Husbands and dads have their to-do charts. Wives and mothers have their 6 x 6 (In the case of moms, its 6,000 things to be done in the next 6 hours!) Both have prayer intentions that weigh on their heart. But how is this making you a better dad? How is it making you a better woman?” If it’s not transforming you in some way into a better man/woman, dad/mom, it’s just busy work. So why are you doing it?”

Speaking of transfiguration and transformation, I read the story about another mother, father and two children - a 9-year-old boy, and an 8-year-old girl. They live in Syria. IN the past few years, their father was taken prisoner by ISIS several times. Their city was under siege. Government solders and Islamic fundamentalist groups were fighting in the streets. Missiles “fell on the ground like rain.” Before the kids learned what school even was, before they ever swam in a pool or played hoops, they had already witnessed severed heads placed on poles and left in a public square - to serve as a warning.

“Summer Oratory” is a program run by the Latin Rite Parish of St. Francis in their city of Aleppo. The theme of the oratory was “I will color my life with Jesus.” Sixty volunteers, including catechists and professionals, organized 860 children in activities such as theater, drawing, religion lessons, music, singing, stage, basketball, swimming, dance and handicraft. On Sundays, the morning Mass for children became a “thanksgiving to the Lord for all the good and bounty received during the week, and a moment to put into His hands, the oncoming week,”

When asked, the local bishop and pastor said that the program was devised to achieve a “transformation” and “transfiguration” in those children - sowing the seeds of hope. The focus is entirely on Jesus. The men said that material needs are substantial but God’s providence, working through governments and churches and the UN and NGOs will have to address that. They’re focusing on the Holy Spirit in the lives of the children - or the long term hope for Aleppo fails.

They are living Jeremiah 17:7-8

Blessed is the man who trusts in the Lord, whose hope is the Lord. He is like a tree planted beside the waters that stretches out its roots to the stream: It fears not the heat when it comes, its leaves stay green; In the year of drought it shows no distress, but still bears fruit.

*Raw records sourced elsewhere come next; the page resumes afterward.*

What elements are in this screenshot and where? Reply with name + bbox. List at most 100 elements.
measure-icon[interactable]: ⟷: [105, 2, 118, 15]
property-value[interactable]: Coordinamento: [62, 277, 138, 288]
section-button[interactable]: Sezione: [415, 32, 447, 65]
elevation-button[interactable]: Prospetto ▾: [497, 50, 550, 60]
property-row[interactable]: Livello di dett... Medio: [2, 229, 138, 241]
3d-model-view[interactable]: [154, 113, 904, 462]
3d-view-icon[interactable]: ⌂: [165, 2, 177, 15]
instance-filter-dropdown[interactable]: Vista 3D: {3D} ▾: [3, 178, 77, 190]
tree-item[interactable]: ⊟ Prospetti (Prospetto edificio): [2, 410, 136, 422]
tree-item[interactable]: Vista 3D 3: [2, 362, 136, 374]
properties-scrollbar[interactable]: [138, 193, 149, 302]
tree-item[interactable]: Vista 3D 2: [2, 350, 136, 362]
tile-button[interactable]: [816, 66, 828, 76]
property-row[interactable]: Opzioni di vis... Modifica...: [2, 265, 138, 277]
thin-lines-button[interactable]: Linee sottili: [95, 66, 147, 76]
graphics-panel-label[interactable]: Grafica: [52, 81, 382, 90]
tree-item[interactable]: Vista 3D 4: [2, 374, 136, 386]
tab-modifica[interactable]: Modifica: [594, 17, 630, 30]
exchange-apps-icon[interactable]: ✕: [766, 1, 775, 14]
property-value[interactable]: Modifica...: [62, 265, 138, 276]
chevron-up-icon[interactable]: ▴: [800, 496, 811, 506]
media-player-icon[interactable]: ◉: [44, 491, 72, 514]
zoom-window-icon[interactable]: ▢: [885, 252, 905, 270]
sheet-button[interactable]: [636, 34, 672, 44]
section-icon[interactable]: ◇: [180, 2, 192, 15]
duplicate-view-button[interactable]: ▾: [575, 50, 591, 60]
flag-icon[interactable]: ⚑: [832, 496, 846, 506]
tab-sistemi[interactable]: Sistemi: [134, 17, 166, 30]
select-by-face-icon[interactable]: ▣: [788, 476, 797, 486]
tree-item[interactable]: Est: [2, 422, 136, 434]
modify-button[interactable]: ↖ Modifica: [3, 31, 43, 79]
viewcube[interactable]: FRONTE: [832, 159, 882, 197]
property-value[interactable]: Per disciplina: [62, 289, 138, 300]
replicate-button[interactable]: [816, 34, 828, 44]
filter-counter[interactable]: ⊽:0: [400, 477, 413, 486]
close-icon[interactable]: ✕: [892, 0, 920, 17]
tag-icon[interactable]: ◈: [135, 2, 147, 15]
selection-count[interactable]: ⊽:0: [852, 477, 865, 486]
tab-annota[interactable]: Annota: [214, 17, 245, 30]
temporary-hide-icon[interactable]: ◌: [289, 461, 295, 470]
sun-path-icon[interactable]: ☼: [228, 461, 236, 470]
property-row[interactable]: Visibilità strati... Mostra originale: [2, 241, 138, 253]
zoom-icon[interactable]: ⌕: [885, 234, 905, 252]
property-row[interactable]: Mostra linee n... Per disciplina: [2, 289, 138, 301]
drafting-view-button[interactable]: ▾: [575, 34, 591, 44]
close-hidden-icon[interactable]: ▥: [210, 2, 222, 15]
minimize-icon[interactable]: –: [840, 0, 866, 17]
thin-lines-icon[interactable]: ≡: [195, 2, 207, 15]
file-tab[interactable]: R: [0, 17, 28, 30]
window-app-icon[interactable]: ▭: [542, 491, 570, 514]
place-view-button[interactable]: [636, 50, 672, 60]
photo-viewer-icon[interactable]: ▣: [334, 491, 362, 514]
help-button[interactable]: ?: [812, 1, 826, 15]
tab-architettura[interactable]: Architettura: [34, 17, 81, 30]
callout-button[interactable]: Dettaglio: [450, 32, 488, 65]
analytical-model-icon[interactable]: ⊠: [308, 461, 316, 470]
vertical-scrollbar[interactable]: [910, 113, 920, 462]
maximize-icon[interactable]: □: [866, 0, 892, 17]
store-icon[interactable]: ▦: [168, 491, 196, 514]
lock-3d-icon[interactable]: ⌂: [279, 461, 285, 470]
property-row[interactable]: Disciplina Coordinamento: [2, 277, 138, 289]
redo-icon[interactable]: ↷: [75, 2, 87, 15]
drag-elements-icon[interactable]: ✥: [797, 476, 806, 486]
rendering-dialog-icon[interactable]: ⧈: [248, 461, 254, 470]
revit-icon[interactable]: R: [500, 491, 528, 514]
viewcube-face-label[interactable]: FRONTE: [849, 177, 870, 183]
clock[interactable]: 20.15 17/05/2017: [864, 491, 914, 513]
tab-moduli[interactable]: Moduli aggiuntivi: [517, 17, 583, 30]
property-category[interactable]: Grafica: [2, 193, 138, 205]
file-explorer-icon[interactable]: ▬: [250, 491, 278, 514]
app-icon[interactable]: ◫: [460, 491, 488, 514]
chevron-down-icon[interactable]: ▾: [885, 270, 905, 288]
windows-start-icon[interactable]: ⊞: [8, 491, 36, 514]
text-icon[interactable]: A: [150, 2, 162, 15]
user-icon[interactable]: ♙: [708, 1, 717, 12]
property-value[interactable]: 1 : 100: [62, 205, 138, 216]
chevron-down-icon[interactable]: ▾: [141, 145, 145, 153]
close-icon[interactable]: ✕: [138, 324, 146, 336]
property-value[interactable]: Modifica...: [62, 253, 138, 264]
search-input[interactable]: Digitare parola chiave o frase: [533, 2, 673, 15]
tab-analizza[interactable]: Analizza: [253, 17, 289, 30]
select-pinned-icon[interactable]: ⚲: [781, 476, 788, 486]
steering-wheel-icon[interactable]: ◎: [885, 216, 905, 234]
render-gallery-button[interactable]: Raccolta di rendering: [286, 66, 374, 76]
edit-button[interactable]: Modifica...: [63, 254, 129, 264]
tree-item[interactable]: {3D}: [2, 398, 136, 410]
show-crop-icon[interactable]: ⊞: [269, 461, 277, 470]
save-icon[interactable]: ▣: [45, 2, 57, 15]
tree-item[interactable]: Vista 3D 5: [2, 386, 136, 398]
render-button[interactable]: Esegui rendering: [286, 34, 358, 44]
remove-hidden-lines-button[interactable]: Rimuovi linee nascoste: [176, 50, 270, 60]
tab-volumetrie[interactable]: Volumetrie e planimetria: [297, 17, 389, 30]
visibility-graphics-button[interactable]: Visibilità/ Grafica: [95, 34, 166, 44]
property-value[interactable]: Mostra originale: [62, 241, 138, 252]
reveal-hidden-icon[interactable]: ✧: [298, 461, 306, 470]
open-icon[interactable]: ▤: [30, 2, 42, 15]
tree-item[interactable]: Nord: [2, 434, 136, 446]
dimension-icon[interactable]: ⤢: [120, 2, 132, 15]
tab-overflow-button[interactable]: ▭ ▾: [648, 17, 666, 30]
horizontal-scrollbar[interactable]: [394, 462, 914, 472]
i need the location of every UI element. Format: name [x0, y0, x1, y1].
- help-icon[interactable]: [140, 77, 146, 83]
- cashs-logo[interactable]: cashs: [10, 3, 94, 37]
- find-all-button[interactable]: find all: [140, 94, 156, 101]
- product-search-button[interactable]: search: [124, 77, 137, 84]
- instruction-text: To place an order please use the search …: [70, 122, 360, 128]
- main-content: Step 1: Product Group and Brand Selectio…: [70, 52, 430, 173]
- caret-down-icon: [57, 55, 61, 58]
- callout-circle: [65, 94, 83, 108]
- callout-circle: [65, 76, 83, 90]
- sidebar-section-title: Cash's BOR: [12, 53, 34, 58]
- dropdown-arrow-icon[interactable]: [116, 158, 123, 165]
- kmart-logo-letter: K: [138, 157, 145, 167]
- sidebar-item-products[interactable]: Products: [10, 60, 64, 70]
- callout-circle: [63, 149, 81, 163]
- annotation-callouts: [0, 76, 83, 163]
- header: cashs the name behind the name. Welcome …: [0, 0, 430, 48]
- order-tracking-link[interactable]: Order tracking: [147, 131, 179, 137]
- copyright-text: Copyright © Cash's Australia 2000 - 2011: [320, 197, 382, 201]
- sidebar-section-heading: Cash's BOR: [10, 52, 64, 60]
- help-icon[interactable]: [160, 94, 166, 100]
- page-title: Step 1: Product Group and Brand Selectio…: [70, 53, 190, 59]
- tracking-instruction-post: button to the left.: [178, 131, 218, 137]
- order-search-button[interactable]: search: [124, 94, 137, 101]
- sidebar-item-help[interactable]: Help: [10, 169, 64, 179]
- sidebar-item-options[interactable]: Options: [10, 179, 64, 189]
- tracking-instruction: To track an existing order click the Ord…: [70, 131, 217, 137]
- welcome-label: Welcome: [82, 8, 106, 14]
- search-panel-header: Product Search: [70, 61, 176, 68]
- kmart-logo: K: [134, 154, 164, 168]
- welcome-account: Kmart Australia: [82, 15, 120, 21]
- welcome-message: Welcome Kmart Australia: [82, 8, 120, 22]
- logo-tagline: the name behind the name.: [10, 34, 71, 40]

God cares for all the needs of those who follow him. Lord, God of hosts, happy is the man who trusts in you.

So why the Transfiguration as we read in today’s Gospel?

St. Louis University, Professor of Philosophy Eleanor Stump has this reflection:

Maybe Christ allows himself to be transfigured so that his followers will understand even before the grieving events of the crucifixion that suffering is not the end of the story, not for Christ and not for his followers either.

Her colleague, Jesuit Father John Foley, S.J. adds, “‘Yes, I am God, the Ancient One,’ God seemed to say in the First Reading, ‘the one that all heaven adores.’ But I am also that same loving God transformed into the roughness of your daily life.

… but only if you invite him in.

Ron Forseth is Editor-at-Large for SermonCentral.com, ChurchLeaders.com, and FaithIt.com, organizations dedicated to inviting and connecting people to a Bible-believing church to have a personal encounter with Jesus Christ. He served for several years as a college pastor in Colorado and in China and Mongolia. Ron lives with his wife, Carol, in Colorado Springs, Colorado. In a recent blog post he writes that,

There is most certainly grace to be had. It’s what the Gospel is all about. But only if we take our scrambled lives to God who understands and has mercy. (Hebrews 4:16) This is what redemption is all about.

In light of the messy lives of the Bible, Pastor Ron leaves us with three questions:

  1. Does our church have a culture that allows for authentic openness about messy lives?
  2. Do you yourself sense the tender heart of God as you grapple with your own issues?
  3. What can you do today to model a healthy posture toward the messes you face, allow God in and let the mess be transformative to you as man/woman, husband/wife, teen or young adult student?